O presidente Luiz Inácio Lula da Silva afirmou, em artigo publicado neste domingo (18) no jornal The New York Times, que os recentes bombardeios dos Estados Unidos em território venezuelano e a detenção do presidente do país, ocorridos no início de janeiro, configuram “mais um capítulo lamentável da contínua erosão do direito internacional e da ordem multilateral estabelecida após a Segunda Guerra Mundial”.
No texto, Lula critica o que considera ataques sucessivos de grandes potências à autoridade da Organização das Nações Unidas (ONU) e, em especial, ao Conselho de Segurança. Ele sustenta que a força deveria ser um recurso excepcional. “Quando o uso da força para resolver disputas deixa de ser exceção e passa a ser regra, a paz, a segurança e a estabilidade globais ficam ameaçadas”, escreveu.

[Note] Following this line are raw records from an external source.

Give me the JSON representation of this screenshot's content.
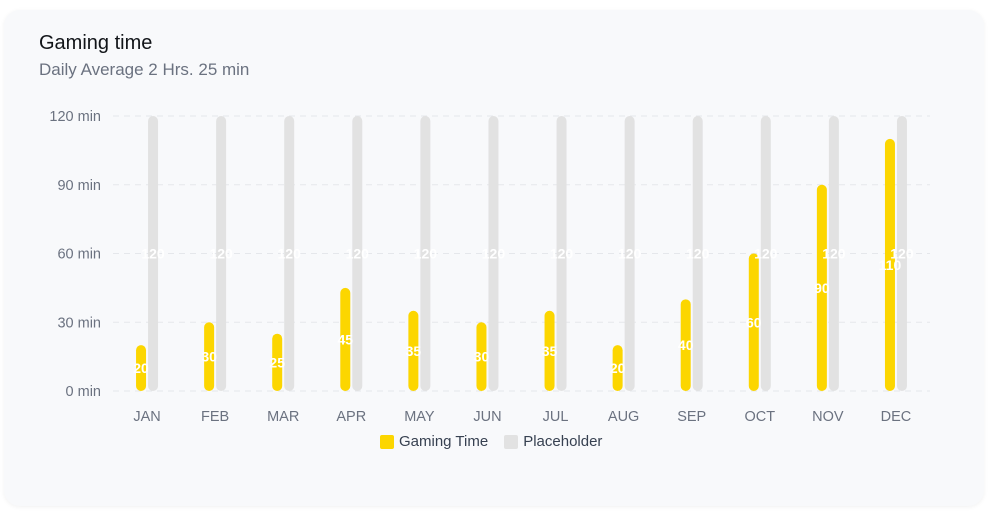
{
  "card": {
    "title": "Gaming time",
    "subtitle": "Daily Average 2 Hrs. 25 min"
  },
  "colors": {
    "gaming": "#fcd600",
    "placeholder": "#e2e2e2",
    "grid": "#e5e7eb"
  },
  "chart_data": {
    "type": "bar",
    "categories": [
      "JAN",
      "FEB",
      "MAR",
      "APR",
      "MAY",
      "JUN",
      "JUL",
      "AUG",
      "SEP",
      "OCT",
      "NOV",
      "DEC"
    ],
    "series": [
      {
        "name": "Gaming Time",
        "values": [
          20,
          30,
          25,
          45,
          35,
          30,
          35,
          20,
          40,
          60,
          90,
          110
        ]
      },
      {
        "name": "Placeholder",
        "values": [
          120,
          120,
          120,
          120,
          120,
          120,
          120,
          120,
          120,
          120,
          120,
          120
        ]
      }
    ],
    "y_ticks": [
      "0 min",
      "30 min",
      "60 min",
      "90 min",
      "120 min"
    ],
    "ylim": [
      0,
      120
    ],
    "grid": true,
    "legend_position": "bottom"
  }
}
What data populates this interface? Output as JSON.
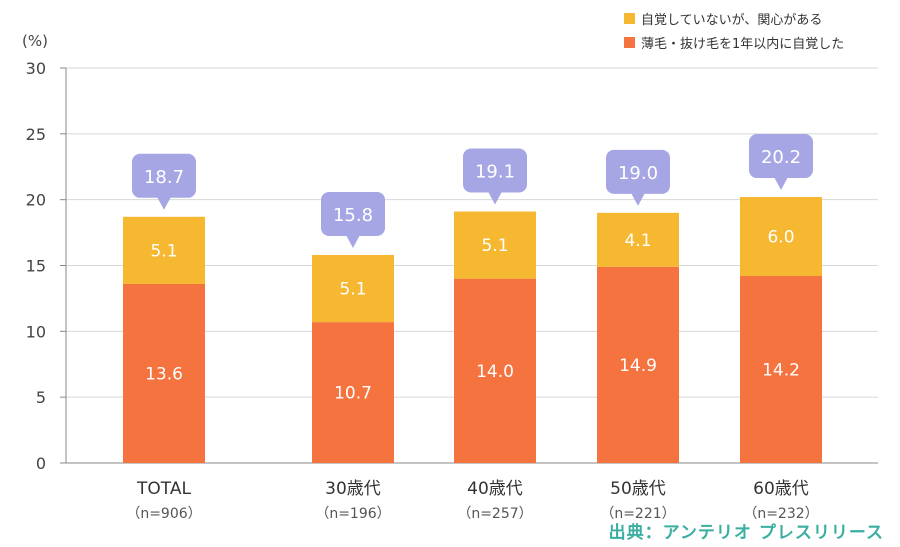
{
  "chart_data": {
    "type": "bar",
    "stacked": true,
    "categories": [
      "TOTAL",
      "30歳代",
      "40歳代",
      "50歳代",
      "60歳代"
    ],
    "sample_sizes": [
      "（n=906）",
      "（n=196）",
      "（n=257）",
      "（n=221）",
      "（n=232）"
    ],
    "series": [
      {
        "name": "薄毛・抜け毛を1年以内に自覚した",
        "values": [
          13.6,
          10.7,
          14.0,
          14.9,
          14.2
        ],
        "color": "#f4733f"
      },
      {
        "name": "自覚していないが、関心がある",
        "values": [
          5.1,
          5.1,
          5.1,
          4.1,
          6.0
        ],
        "color": "#f6b731"
      }
    ],
    "totals": [
      "18.7",
      "15.8",
      "19.1",
      "19.0",
      "20.2"
    ],
    "segment_labels": [
      [
        "13.6",
        "10.7",
        "14.0",
        "14.9",
        "14.2"
      ],
      [
        "5.1",
        "5.1",
        "5.1",
        "4.1",
        "6.0"
      ]
    ],
    "ylabel": "(%)",
    "ylim": [
      0,
      30
    ],
    "yticks": [
      0,
      5,
      10,
      15,
      20,
      25,
      30
    ],
    "grid": true,
    "legend_position": "top-right",
    "bubble_color": "#a6a6e4"
  },
  "source": "出典：アンテリオ プレスリリース"
}
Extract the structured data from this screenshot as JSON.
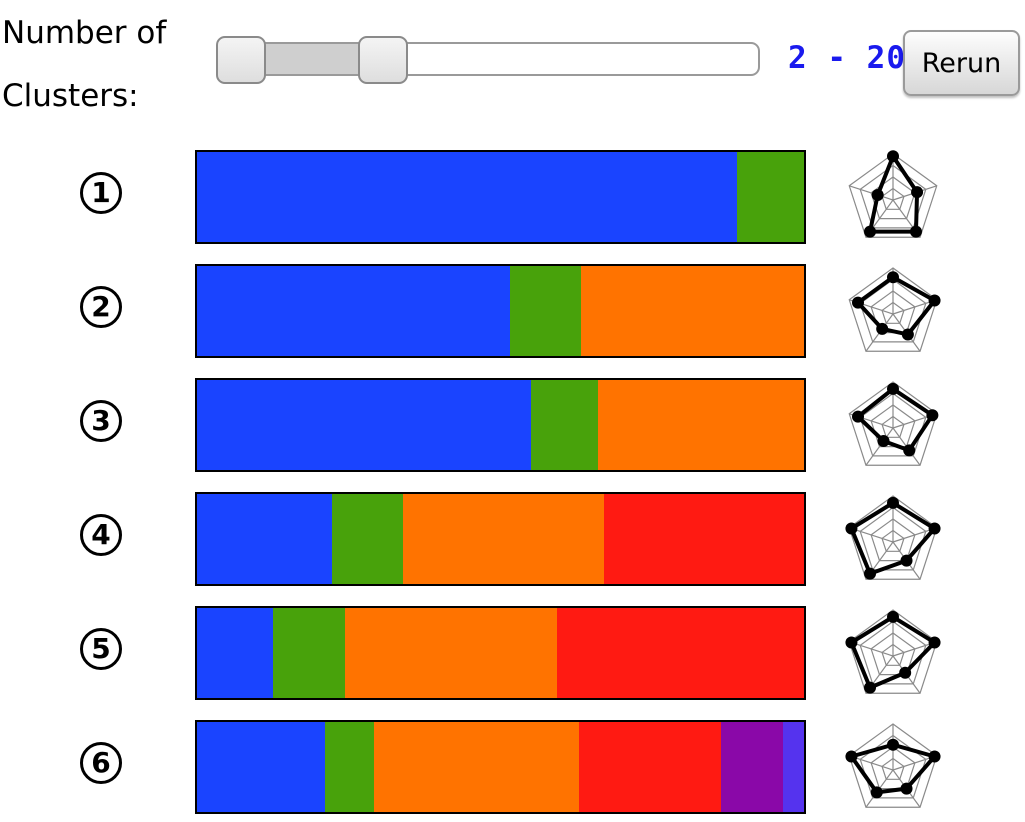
{
  "controls": {
    "label": "Number of Clusters:",
    "range_text": "2 - 20",
    "rerun_label": "Rerun",
    "slider": {
      "min_value": 2,
      "max_value": 20,
      "low_fraction": 0.0,
      "high_fraction": 0.2
    }
  },
  "colors": {
    "blue": "#1a44ff",
    "green": "#48a20b",
    "orange": "#ff7300",
    "red": "#ff1a12",
    "purple": "#8a08a8",
    "indigo": "#5533ee"
  },
  "clusters": [
    {
      "index": "1",
      "segments": [
        {
          "color": "blue",
          "share": 0.89
        },
        {
          "color": "green",
          "share": 0.11
        }
      ],
      "radar": [
        0.95,
        0.55,
        0.85,
        0.85,
        0.35
      ]
    },
    {
      "index": "2",
      "segments": [
        {
          "color": "blue",
          "share": 0.515
        },
        {
          "color": "green",
          "share": 0.118
        },
        {
          "color": "orange",
          "share": 0.367
        }
      ],
      "radar": [
        0.8,
        0.95,
        0.55,
        0.4,
        0.8
      ]
    },
    {
      "index": "3",
      "segments": [
        {
          "color": "blue",
          "share": 0.55
        },
        {
          "color": "green",
          "share": 0.11
        },
        {
          "color": "orange",
          "share": 0.34
        }
      ],
      "radar": [
        0.85,
        0.9,
        0.6,
        0.35,
        0.8
      ]
    },
    {
      "index": "4",
      "segments": [
        {
          "color": "blue",
          "share": 0.222
        },
        {
          "color": "green",
          "share": 0.118
        },
        {
          "color": "orange",
          "share": 0.33
        },
        {
          "color": "red",
          "share": 0.33
        }
      ],
      "radar": [
        0.85,
        0.95,
        0.5,
        0.85,
        0.95
      ]
    },
    {
      "index": "5",
      "segments": [
        {
          "color": "blue",
          "share": 0.126
        },
        {
          "color": "green",
          "share": 0.118
        },
        {
          "color": "orange",
          "share": 0.349
        },
        {
          "color": "red",
          "share": 0.407
        }
      ],
      "radar": [
        0.85,
        0.95,
        0.45,
        0.85,
        0.95
      ]
    },
    {
      "index": "6",
      "segments": [
        {
          "color": "blue",
          "share": 0.211
        },
        {
          "color": "green",
          "share": 0.08
        },
        {
          "color": "orange",
          "share": 0.338
        },
        {
          "color": "red",
          "share": 0.235
        },
        {
          "color": "purple",
          "share": 0.101
        },
        {
          "color": "indigo",
          "share": 0.035
        }
      ],
      "radar": [
        0.55,
        0.95,
        0.5,
        0.6,
        0.95
      ]
    }
  ]
}
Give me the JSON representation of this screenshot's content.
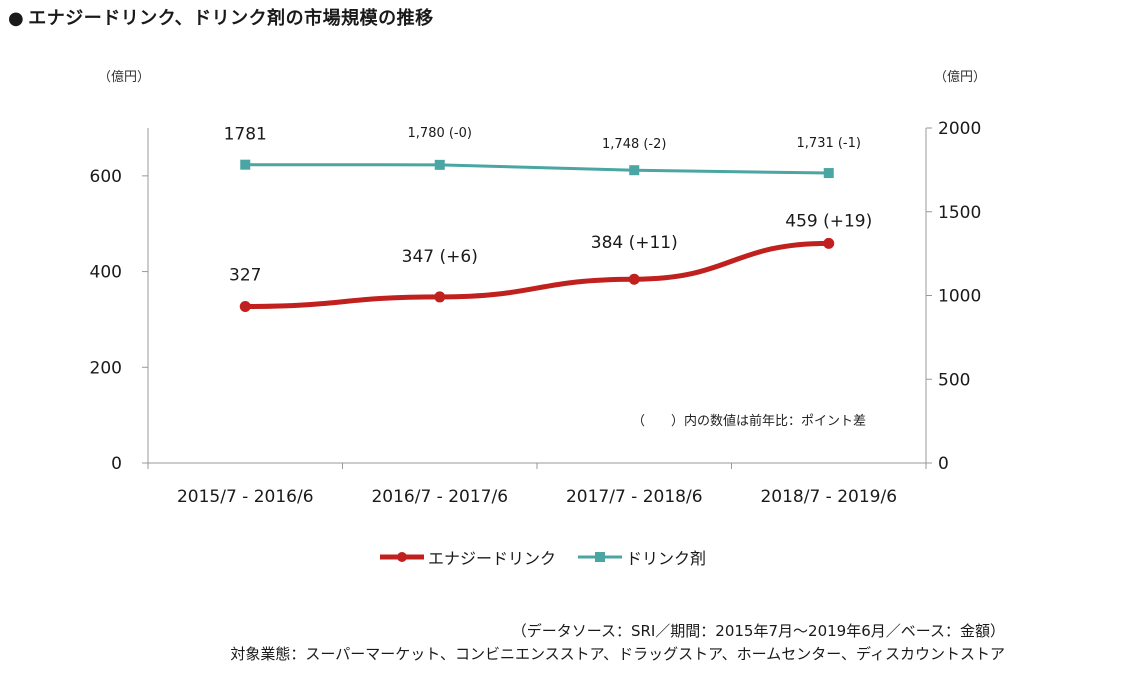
{
  "title": {
    "bullet": "●",
    "text": "エナジードリンク、ドリンク剤の市場規模の推移"
  },
  "units": {
    "left": "（億円）",
    "right": "（億円）"
  },
  "note": "（　　）内の数値は前年比：ポイント差",
  "footer": {
    "source": "（データソース：SRI／期間：2015年7月～2019年6月／ベース：金額）",
    "scope": "対象業態：スーパーマーケット、コンビニエンスストア、ドラッグストア、ホームセンター、ディスカウントストア"
  },
  "colors": {
    "energy": "#c0201e",
    "drink": "#4aa5a3",
    "axis": "#999999"
  },
  "chart_data": {
    "type": "line",
    "categories": [
      "2015/7 - 2016/6",
      "2016/7 - 2017/6",
      "2017/7 - 2018/6",
      "2018/7 - 2019/6"
    ],
    "y_left": {
      "ticks": [
        "0",
        "200",
        "400",
        "600"
      ],
      "ylim": [
        0,
        700
      ]
    },
    "y_right": {
      "ticks": [
        "0",
        "500",
        "1000",
        "1500",
        "2000"
      ],
      "ylim": [
        0,
        2000
      ]
    },
    "legend_placement": "bottom",
    "grid": false,
    "series": [
      {
        "name": "エナジードリンク",
        "axis": "left",
        "color": "#c0201e",
        "marker": "circle",
        "values": [
          327,
          347,
          384,
          459
        ],
        "labels": [
          "327",
          "347 (+6)",
          "384 (+11)",
          "459 (+19)"
        ]
      },
      {
        "name": "ドリンク剤",
        "axis": "right",
        "color": "#4aa5a3",
        "marker": "square",
        "values": [
          1781,
          1780,
          1748,
          1731
        ],
        "labels": [
          "1781",
          "1,780 (-0)",
          "1,748 (-2)",
          "1,731 (-1)"
        ]
      }
    ]
  }
}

Aplicação seletiva de normas
Para o chefe do Executivo brasileiro, a aplicação seletiva das normas internacionais compromete todo o sistema. “Se as normas são seguidas apenas de forma seletiva, instala-se a anomia, que enfraquece não apenas os Estados individualmente, mas o sistema internacional como um todo”, pontuou.
O presidente reconhece que governantes de qualquer país podem e devem responder por eventuais ataques à democracia ou a direitos fundamentais, mas ressalta que essa responsabilização não pode ser conduzida unilateralmente. Segundo ele, ações isoladas geram instabilidade, afetam o comércio, elevam o fluxo de refugiados e diminuem a capacidade dos Estados de lidar com crime organizado e desafios transnacionais.
Impacto na América Latina
Lula destaca que é “particularmente preocupante” ver tais práticas aplicadas à América Latina e ao Caribe, regiões que, de acordo com o presidente, buscam paz por meio da igualdade soberana, da rejeição ao uso da força e da defesa da autodeterminação dos povos. Ele sublinha que, “em mais de 200 anos de história independente, esta é a primeira vez que a América do Sul sofre um ataque militar direto dos Estados Unidos”.
Com população superior a 660 milhões de pessoas, a América Latina e o Caribe, frisou Lula, possuem “interesses e sonhos próprios”. Em um mundo multipolar, argumenta, nenhum país deveria ter sua política externa questionada por buscar relações diversas.
Agenda regional positiva
No mesmo artigo, o presidente defende a construção de uma pauta regional que supere divergências ideológicas e atraia investimentos em infraestrutura física e digital. “Queremos gerar empregos de qualidade, aumentar a renda e expandir o comércio dentro da região e com parceiros externos”, escreveu, assinalando que a cooperação é fundamental para enfrentar a fome, a pobreza, o tráfico de drogas e as mudanças climáticas.
Venezuela e cooperação bilateral
Lula reitera que o futuro da Venezuela deve ser decidido pelos próprios venezuelanos. “Apenas um processo político inclusivo, liderado por venezuelanos, levará a um futuro democrático e sustentável”, avaliou. Ele acrescenta que o Brasil continuará trabalhando com Caracas para proteger os mais de 1.300 quilômetros de fronteira compartilhada e aprofundar a cooperação bilateral.
Relação com os Estados Unidos
Ao comentar a relação com Washington, Lula observa que Brasil e Estados Unidos são “as duas democracias mais populosas do continente americano”. Para ele, unir esforços em planos concretos de investimento, comércio e combate ao crime organizado é “o caminho a seguir”, pois somente em conjunto os países podem superar desafios que afligem o hemisfério.